TreeReview: A Dynamic Tree of Questions Framework for Deep and Efficient LLM-based Scientific Peer Review
Yuan Chang | Ziyue Li | Hengyuan Zhang | Yuanbo Kong | Yanru Wu | Hayden Kwok-Hay So | Zhijiang Guo | Liya Zhu | Ngai Wong
Proceedings of the 2025 Conference on Empirical Methods in Natural Language Processing
Yuan Chang | Ziyue Li | Hengyuan Zhang | Yuanbo Kong | Yanru Wu | Hayden Kwok-Hay So | Zhijiang Guo | Liya Zhu | Ngai Wong
Proceedings of the 2025 Conference on Empirical Methods in Natural Language Processing
While Large Language Models (LLMs) have shown significant potential in assisting peer review, current methods often struggle to generate thorough and insightful reviews while maintaining efficiency. In this paper, we propose TreeReview, a novel framework that models paper review as a hierarchical and bidirectional question-answering process. TreeReview first constructs a tree of review questions by recursively decomposing high-level questions into fine-grained sub-questions and then resolves the question tree by iteratively aggregating answers from leaf to root to get the final review. Crucially, we incorporate a dynamic question expansion mechanism to enable deeper probing by generating follow-up questions when needed.
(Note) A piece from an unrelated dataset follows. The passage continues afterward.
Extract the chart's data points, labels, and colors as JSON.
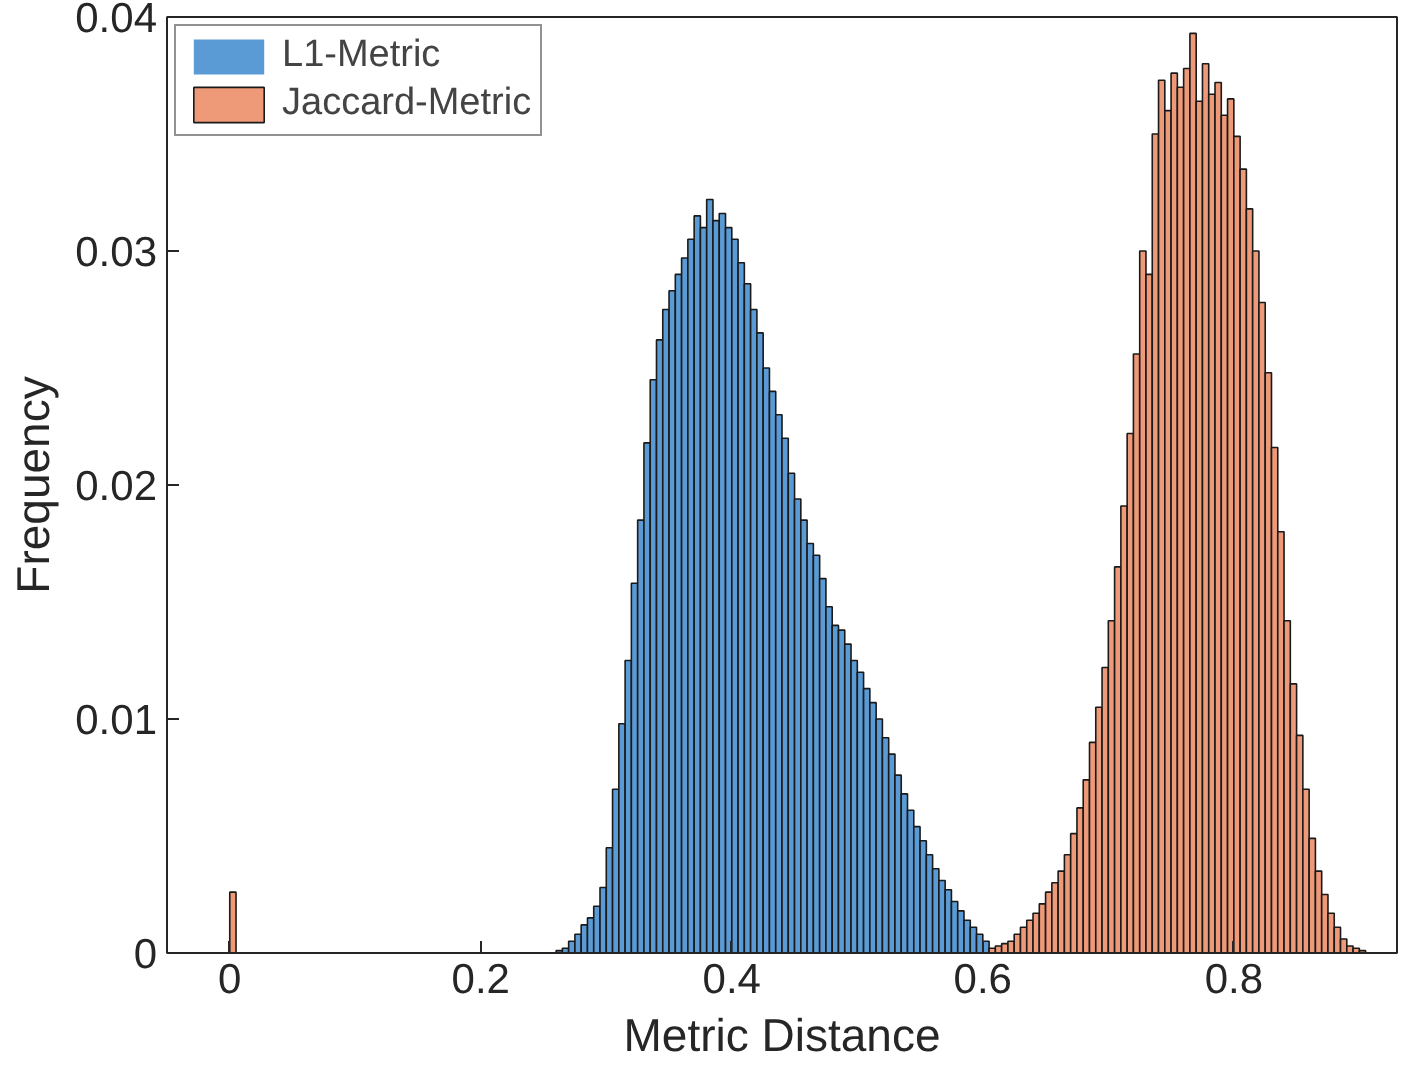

We construct a benchmark derived from ICLR and NeurIPS venues to evaluate our method on full review generation and actionable feedback comments generation tasks. Experimental results of both LLM-based and human evaluation show that TreeReview outperforms strong baselines in providing comprehensive, in-depth, and expert-aligned review feedback, while reducing LLM token usage by up to 80% compared to computationally intensive approaches.